Tapi, mengapa menulis tak semudah
dan seenak bicara?
Karena kita tak pernah melatih
kebiasaan menulis seperti kita membiasakan bicara. Setiap saat kita menyimpan
imajinasi dan gurat-gurat kenangan yang indah, merekam apa yang kita lihat dan
dengar, menyimpannya secara apik dalam memori, tapi kita tak pernah berusaha
menuliskannya. Maka, ia ada sepanjang ingatan, tak seperti tulisan yang
mengabadi, melampui usia ingatan dan si empunya ingatan.
Barangkali, alasan yang paling
logis mengapa bicara lebih mudah daripada menulis, karena banyak orang berbicara
enggak pake mikir. Maksudnya, begitu
ia melepas kata dan kalimat, jarang ia pikirkan ulang, tidak seperti tulisan
yang setiap alinea, setiap kata perkata, setiap huruf, dieja, dibaca
pelan-pelan, dibongkar, diedit, dihapus dan ditulis lagi.
Bahkan, tak jarang orang gagal
melanjutkan menulis alinea kedua, ketiga dan seterusnya, karena terlalu fokus
dengan alinea pertama yang baru ditulisnya, dibaca, dikoreksi, dibongkar,
dihapus, begitu terus menerus, sampai akhirnya ia lupa dan buntuk mau menulis
apa di aline berikutnya.
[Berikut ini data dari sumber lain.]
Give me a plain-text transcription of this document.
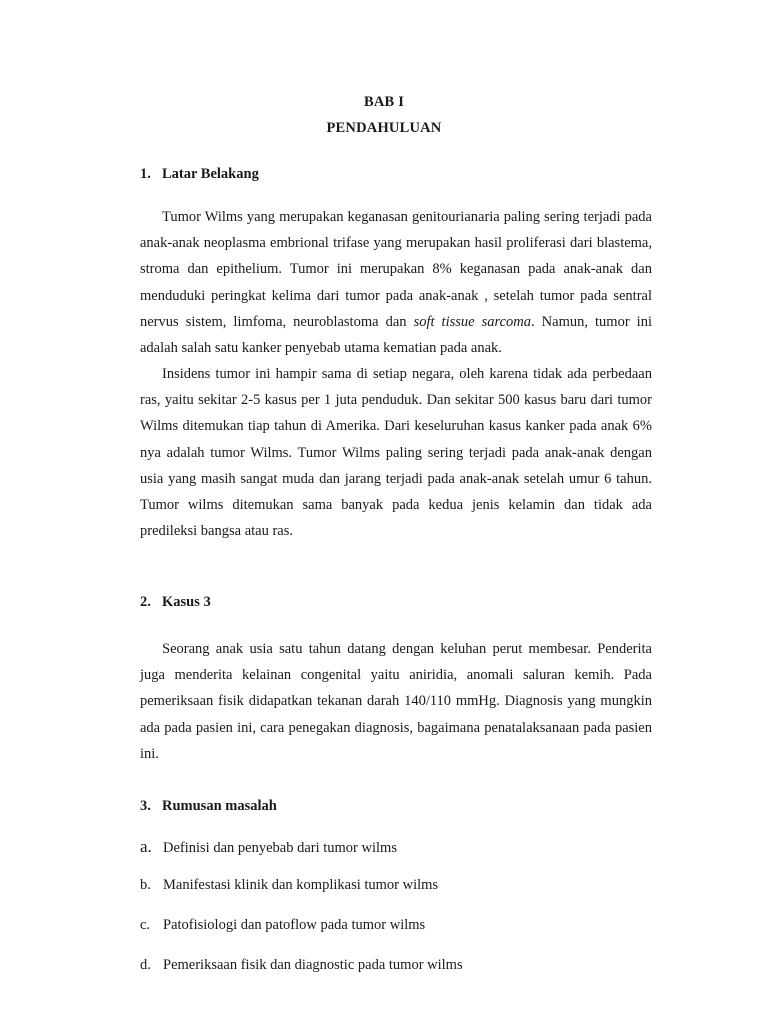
BAB I
PENDAHULUAN
1. Latar Belakang
Tumor Wilms yang merupakan keganasan genitourianaria paling sering terjadi pada anak-anak neoplasma embrional trifase yang merupakan hasil proliferasi dari blastema, stroma dan epithelium. Tumor ini merupakan 8% keganasan pada anak-anak dan menduduki peringkat kelima dari tumor pada anak-anak , setelah tumor pada sentral nervus sistem, limfoma, neuroblastoma dan soft tissue sarcoma. Namun, tumor ini adalah salah satu kanker penyebab utama kematian pada anak.
Insidens tumor ini hampir sama di setiap negara, oleh karena tidak ada perbedaan ras, yaitu sekitar 2-5 kasus per 1 juta penduduk. Dan sekitar 500 kasus baru dari tumor Wilms ditemukan tiap tahun di Amerika. Dari keseluruhan kasus kanker pada anak 6% nya adalah tumor Wilms. Tumor Wilms paling sering terjadi pada anak-anak dengan usia yang masih sangat muda dan jarang terjadi pada anak-anak setelah umur 6 tahun. Tumor wilms ditemukan sama banyak pada kedua jenis kelamin dan tidak ada predileksi bangsa atau ras.
2. Kasus 3
Seorang anak usia satu tahun datang dengan keluhan perut membesar. Penderita juga menderita kelainan congenital yaitu aniridia, anomali saluran kemih. Pada pemeriksaan fisik didapatkan tekanan darah 140/110 mmHg. Diagnosis yang mungkin ada pada pasien ini, cara penegakan diagnosis, bagaimana penatalaksanaan pada pasien ini.
3. Rumusan masalah
a. Definisi dan penyebab dari tumor wilms
b. Manifestasi klinik dan komplikasi tumor wilms
c. Patofisiologi dan patoflow pada tumor wilms
d. Pemeriksaan fisik dan diagnostic pada tumor wilms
Ia melakukan dua tiga pekerjaan sekaligus, menulis,
membaca dan mengedit. Ini masalah klasik yang menimpa hampir semua penulis
pemula, para penulis paragraf pertama.
Bicara begitu dilepaskan, seolah
sudah selesai, ringan seolah tanpa beban. Tak ada kewajiban mereview-nya, meski tak sedikit kata
yang terlontar juga menyakiti. Hal yang maksimal dilakukan atas kesalahan
bicara adalah minta maaf.
Mestinya, sisi bicara yang tak
bisa direview, alih-alih diedit,
sehingga seolah ringan tanpa beban itu, mendorong kita untuk lebih bergairah
menulis dan menghemat bicara, menjadikan tulisan lebih memiliki peluang dan
ruang narasi yang berkualitas, karena tulisan lebih memungkinkan untuk dibaca
ulang, dibongkar dan diedit sebelum dipublikasikan.
Dan, jika boleh jujur, bagi saya secara
pribadi, menulis dan membaca adalah terapi untuk mengurangi banyak bicara, jika
selama ini saya mengeluarkan kata permenit, minimal sebanyak 40 kata, berarti
perjam setidaknya ada 2400 kata yang saya hemat, sedangkan waktu yang saya
habiskan untuk menulis dan membaca dalam sehari, rata-rata 4 jam. Artinya selama sehari, saya telah
menghemat 9600 kata untuk keperluan bacot
tak jelas.
Jika dituliskan, 9600 kata itu setara dengan 15-20 halaman.
Jika dituliskan, 9600 kata itu setara dengan 15-20 halaman.
Jadi, mengapa menulis tak semudah
bicara? Karena tak semua orang seperti apa yang mereka katakan dan inginkan.
Semua suka kejujuran, tetapi betapa banyak orang yang suka berbohong. Semua
orang ingin dan suka bicara kualitas, tetapi betapa banyak yang memilih jalan pintas.
Bicara tentu lebih mudah daripada
menulis, tetapi menulis yang lahir dari proses berpikir, telaah ulang dan editing, tentu mutunya juga tak
sebanding dengan bicara yang 'mudah' itu.
Namun, tentu tak semua bicara
juga mudah dan tak mutu, ada bicara sebagai bagian dari narasi literasi,
dialektis, bicara yang logis dan argumentatif, bernas.